Bellingham is home to many wonderful non-profits working tirelessly behind the scenes to build a stronger community. This was originally an article for Southside Living Magazine written by 2roofs’ co-founder Sean Hall and features local nonprofit Lydia Place.
As I Interview Emily O’Connor, director of Lydia Place, I was struck by her immense heart and great leadership in our community. When I asked about her mission she said, “What we want to do is to pull back the veil on what it means to be homeless in Whatcom County. These are simply our friends and our neighbors. They have faces and stories. Many were not born into privilege like some of us were. They have experienced trauma in their lives and are working to overcome it.”
From its modest beginnings in 1989, Lydia Place has grown from a single transitional housing program to a multi-campus organization helping over one hundred local families at a time. Lydia Place provides wrap around support in the areas of rental subsidies, housing placement, parental support and even in-home counseling services. Through their Landmark Partnership program they have the goal of housing all families with children who have been on their waiting list by the end of 2018.
Emily shared with me about the multifaceted problem we face with ending local homelessness. She said, “Over forty percent of households in Whatcom County are struggling to make ends meet. It’s complicated and stems from not simply a lack of affordable housing, but also things like insufficient health care, lack of jobs and mental health problems. Even a lack of childcare options can put a major strain on a family. Take a single mother with young kids. What is she to do at this time of year when school gets out? How can she go to work and leave young kids at home?”
A Changed Life
Emily shared the story of one such single mother who recently reached out to Lydia Place for help. She was pregnant and had been living with her two children in a mobile home without electricity or running water. Through the Landmark Program they were able to find a local landlord who would work with Lydia Place to accept subsidized funding. The mother and her children are now housed and receiving support in rent assistance, parental education and counseling services.
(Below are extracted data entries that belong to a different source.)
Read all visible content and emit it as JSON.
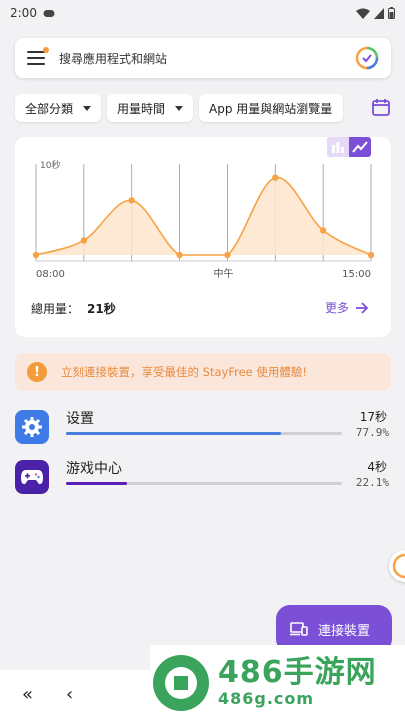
{
  "status_bar": {
    "time": "2:00"
  },
  "search": {
    "placeholder": "搜尋應用程式和網站"
  },
  "filters": [
    {
      "label": "全部分類"
    },
    {
      "label": "用量時間"
    },
    {
      "label": "App 用量與網站瀏覽量"
    }
  ],
  "chart_data": {
    "type": "area",
    "ylabel_tick": "10秒",
    "x_tick_labels": [
      "08:00",
      "中午",
      "15:00"
    ],
    "x": [
      0,
      1,
      2,
      3,
      4,
      5,
      6,
      7
    ],
    "values": [
      0,
      1.6,
      6.0,
      0,
      0,
      8.5,
      2.7,
      0
    ],
    "ylim": [
      0,
      10
    ],
    "grid": true,
    "colors": {
      "line": "#f7a246",
      "fill": "#fde5cc"
    }
  },
  "summary": {
    "total_label": "總用量：",
    "total_value": "21秒",
    "more_label": "更多"
  },
  "promo": {
    "text": "立刻連接裝置，享受最佳的 StayFree 使用體驗!"
  },
  "apps": [
    {
      "name": "设置",
      "time": "17秒",
      "percent": "77.9%",
      "fraction": 0.779,
      "bar_color": "#4a7de0",
      "icon": "gear-icon"
    },
    {
      "name": "游戏中心",
      "time": "4秒",
      "percent": "22.1%",
      "fraction": 0.221,
      "bar_color": "#5a1fb5",
      "icon": "gamepad-icon"
    }
  ],
  "fab": {
    "label": "連接裝置"
  },
  "watermark": {
    "big": "486手游网",
    "small": "486g.com"
  },
  "colors": {
    "accent": "#7b4fd6",
    "warning": "#f39c3c"
  }
}
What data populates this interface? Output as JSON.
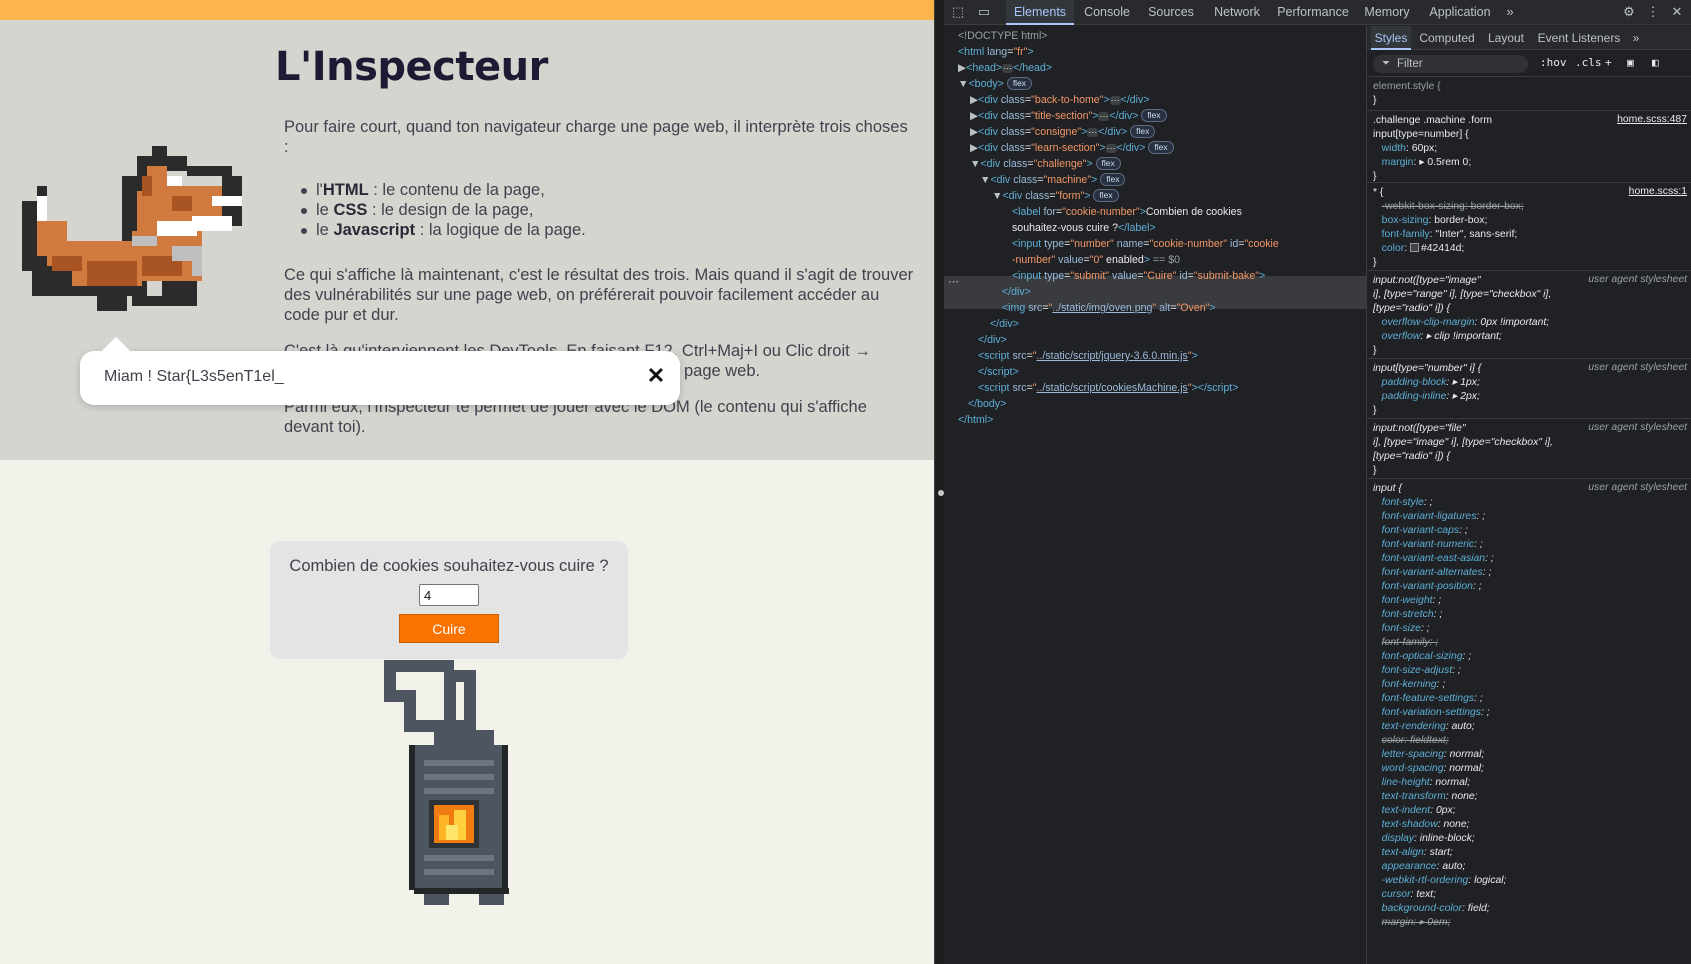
{
  "page": {
    "title": "L'Inspecteur",
    "intro": "Pour faire court, quand ton navigateur charge une page web, il interprète trois choses :",
    "list": [
      {
        "prefix": "l'",
        "bold": "HTML",
        "rest": " : le contenu de la page,"
      },
      {
        "prefix": "le ",
        "bold": "CSS",
        "rest": " : le design de la page,"
      },
      {
        "prefix": "le ",
        "bold": "Javascript",
        "rest": " : la logique de la page."
      }
    ],
    "p2": "Ce qui s'affiche là maintenant, c'est le résultat des trois. Mais quand il s'agit de trouver des vulnérabilités sur une page web, on préférerait pouvoir facilement accéder au code pur et dur.",
    "p3_visible": "s d'analyse de la page web.",
    "p3_partial": "C'est là qu'interviennent les DevTools. En faisant F12, Ctrl+Maj+I ou Clic droit →",
    "p4": "Parmi eux, l'Inspecteur te permet de jouer avec le DOM (le contenu qui s'affiche devant toi).",
    "tooltip": "Miam ! Star{L3s5enT1el_",
    "form_label": "Combien de cookies souhaitez-vous cuire ?",
    "cookie_value": "4",
    "bake_button": "Cuire",
    "colors": {
      "topbar": "#fbb54b",
      "button": "#fa7300",
      "text": "#42414d"
    }
  },
  "devtools": {
    "tabs": [
      "Elements",
      "Console",
      "Sources",
      "Network",
      "Performance",
      "Memory",
      "Application"
    ],
    "active_tab": "Elements",
    "styles_tabs": [
      "Styles",
      "Computed",
      "Layout",
      "Event Listeners"
    ],
    "filter_placeholder": "Filter",
    "hov": ":hov",
    "cls": ".cls"
  }
}
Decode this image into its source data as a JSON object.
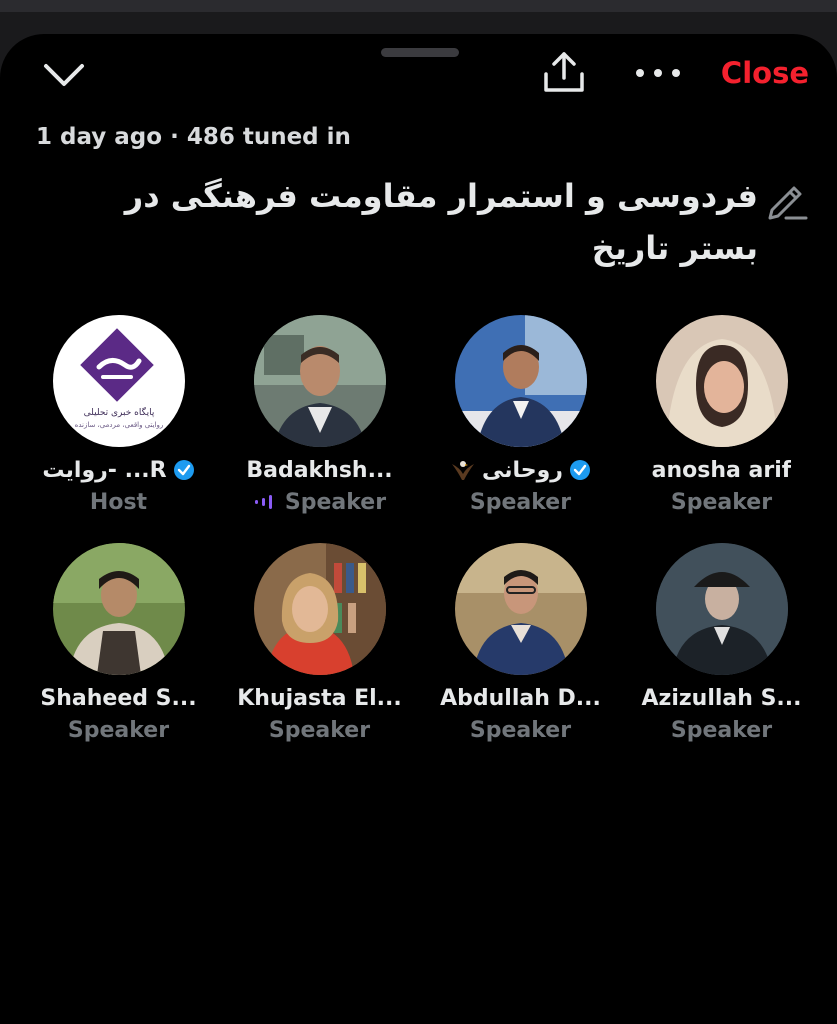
{
  "header": {
    "close_label": "Close",
    "meta": "1 day ago · 486 tuned in",
    "title": "فردوسی و استمرار مقاومت فرهنگی در بستر تاریخ"
  },
  "colors": {
    "close": "#f4212e",
    "verified": "#1d9bf0",
    "speaking": "#8b5cf6"
  },
  "participants": [
    {
      "name": "R... -روایت",
      "role": "Host",
      "verified": true,
      "avatar": "logo",
      "logo_caption": "پایگاه خبری تحلیلی",
      "logo_subcaption": "روایتی واقعی، مردمی، سازنده"
    },
    {
      "name": "Badakhsh...",
      "role": "Speaker",
      "speaking": true,
      "avatar": "photo"
    },
    {
      "name": "روحانی",
      "role": "Speaker",
      "verified": true,
      "eagle": true,
      "avatar": "photo"
    },
    {
      "name": "anosha arif",
      "role": "Speaker",
      "avatar": "photo"
    },
    {
      "name": "Shaheed S...",
      "role": "Speaker",
      "avatar": "photo"
    },
    {
      "name": "Khujasta El...",
      "role": "Speaker",
      "avatar": "photo"
    },
    {
      "name": "Abdullah D...",
      "role": "Speaker",
      "avatar": "photo"
    },
    {
      "name": "Azizullah S...",
      "role": "Speaker",
      "avatar": "photo"
    }
  ]
}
Last year my 2roofs team at Windermere was honored to receive a Housing Hero Award from Lydia Place. Our team donates a portion of our fee from every home sale to a partner Non Profit. We were able to finish a room in one of Lydia Place’s long term subsidized housing units. A mother and child who had been living in their car now live in there. Getting to be a part of great work like what Lydia Place does is by far the most exciting thing about being a social entrepreneur.
How You Can Help
For Emily, what excites her most about her job as director is the amount of local community involvement she sees. Lydia place operates on over ten thousand hours of volunteerism yearly. They also operate on a budget that is 75% funded by the community. Only 25% comes from the government. And with a 1.7 million budget every donated dollar counts. If you would like to support the work of Lydia Place or become a volunteer you can visit their website at lydiaplace.org. Also, if you are planning to buy or sell a home simply choose 2roofs as your Realtor and ask that Lydia Place be the recipient Non Profit.
The key to making real headway, Emily says, is not to be shortsighted. “As a community we need to really ask ourselves what we value. Do we want kids sleeping in cars? Do we want almost half of our families to be going hungry? If we care for children today we will have less homelessness in the future. If these children experience less trauma they will also have fewer hurdles to overcome.” Lydia Place is working hard to help create this quality of life to the families they walk alongside.